Fig 7. A Nrf2 binding site in the human E-cadherin promoter exerts transcriptional repression.

HPDE (A) or Colo357 (B) cells were transfected with firefly luciferase reporter gene constructs containing the ARE like site (Ecad[–1189]) from the E-cadherin promoter, or not (Ecad[–1153]), or with the empty reporter gene vector. Cells were left untreated or were treated with tBHQ or SFN for 8h. Then, firefly luciferase activity was measured and normalized to renilla luciferase. Data represent the mean of 4 independent experiments. A scheme of the cloned E-cadherin promoter fragments is provided in Figs. A and B in S6 File.

Fig 8. Maintained expression of E-cadherin affects the inducing effect of Nrf2 activation on the invasion of premalignant and malignant pancreatic duct cells.

HPDE (A) or Colo357 (B) cells were transfected with a constitutive E-cadherin expression vector or an empty pcDNA3.1 vector (mock).
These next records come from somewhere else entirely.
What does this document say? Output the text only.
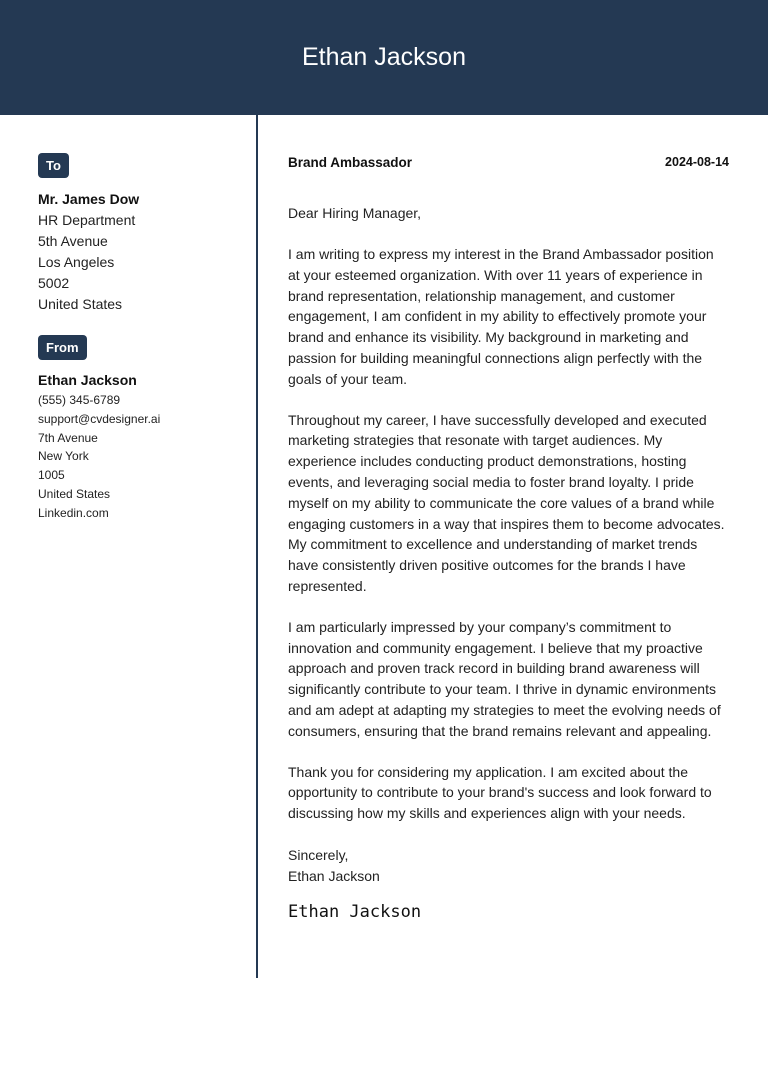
Ethan Jackson
To
Mr. James Dow
HR Department
5th Avenue
Los Angeles
5002
United States
From
Ethan Jackson
(555) 345-6789
support@cvdesigner.ai
7th Avenue
New York
1005
United States
Linkedin.com
Brand Ambassador	2024-08-14
Dear Hiring Manager,
I am writing to express my interest in the Brand Ambassador position at your esteemed organization. With over 11 years of experience in brand representation, relationship management, and customer engagement, I am confident in my ability to effectively promote your brand and enhance its visibility. My background in marketing and passion for building meaningful connections align perfectly with the goals of your team.
Throughout my career, I have successfully developed and executed marketing strategies that resonate with target audiences. My experience includes conducting product demonstrations, hosting events, and leveraging social media to foster brand loyalty. I pride myself on my ability to communicate the core values of a brand while engaging customers in a way that inspires them to become advocates. My commitment to excellence and understanding of market trends have consistently driven positive outcomes for the brands I have represented.
I am particularly impressed by your company’s commitment to innovation and community engagement. I believe that my proactive approach and proven track record in building brand awareness will significantly contribute to your team. I thrive in dynamic environments and am adept at adapting my strategies to meet the evolving needs of consumers, ensuring that the brand remains relevant and appealing.
Thank you for considering my application. I am excited about the opportunity to contribute to your brand's success and look forward to discussing how my skills and experiences align with your needs.
Sincerely,
Ethan Jackson
Ethan Jackson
Afterwards, cells were incubated with 50 μM tBHQ or 10 ng/mL TGF-β1 for 24h, or were left untreated. Then, cells were submitted to the modified Boyden assay on collagen-I coated transwells (A,B, right panels). In parallel, total cell lysates were analysed by E-cadherin western blots (A,B, left panels) using Hsp90 as loading control. A densitometric band intensity evaluation is provided in Figs. A and B in S7 File. The westernblots show representative results from four independent experiments. The invasion data (A,B, right panels) represent the mean ± SD of four independent experiments performed in duplicate, *p<0.05 (treated versus untreated).
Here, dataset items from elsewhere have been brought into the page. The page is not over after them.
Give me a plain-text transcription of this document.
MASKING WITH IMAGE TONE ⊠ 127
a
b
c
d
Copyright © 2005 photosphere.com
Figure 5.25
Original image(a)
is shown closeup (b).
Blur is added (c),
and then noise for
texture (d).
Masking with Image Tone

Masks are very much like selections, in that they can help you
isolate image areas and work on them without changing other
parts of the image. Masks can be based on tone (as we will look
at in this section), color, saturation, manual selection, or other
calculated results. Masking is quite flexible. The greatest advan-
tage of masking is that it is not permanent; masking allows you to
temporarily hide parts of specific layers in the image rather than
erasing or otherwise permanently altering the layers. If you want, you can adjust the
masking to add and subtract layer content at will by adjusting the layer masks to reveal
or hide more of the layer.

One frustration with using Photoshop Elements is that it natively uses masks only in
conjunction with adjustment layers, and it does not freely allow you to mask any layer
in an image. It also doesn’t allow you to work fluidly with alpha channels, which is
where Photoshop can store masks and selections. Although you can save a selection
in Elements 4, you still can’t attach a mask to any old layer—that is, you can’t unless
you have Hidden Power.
Fig 9. Immunohistochemistry analysis for activated Nrf2 and E-cadherin expression in premalignant pancreatic tissues.

Formalin fixed and paraffin embedded pancreatic tissues from CP patients was subjected to immunostaining for P-Nrf2 and E-cadherin. Representative images are shown of (A) normal ducts and PanIN lesions exhibiting high expression of P-Nrf2 or (B) PanIN lesions with low expression of P-Nrf2 that display the respective reciprocal expression level of E-cadherin. Usage of the isotype matched control antibodies revealed no or only weak background staining (not shown). Images were taken at 400x magnification. Arrows indicate ductal regions of reciprocal P-Nrf2 and E-cadherin expression within the same lesion.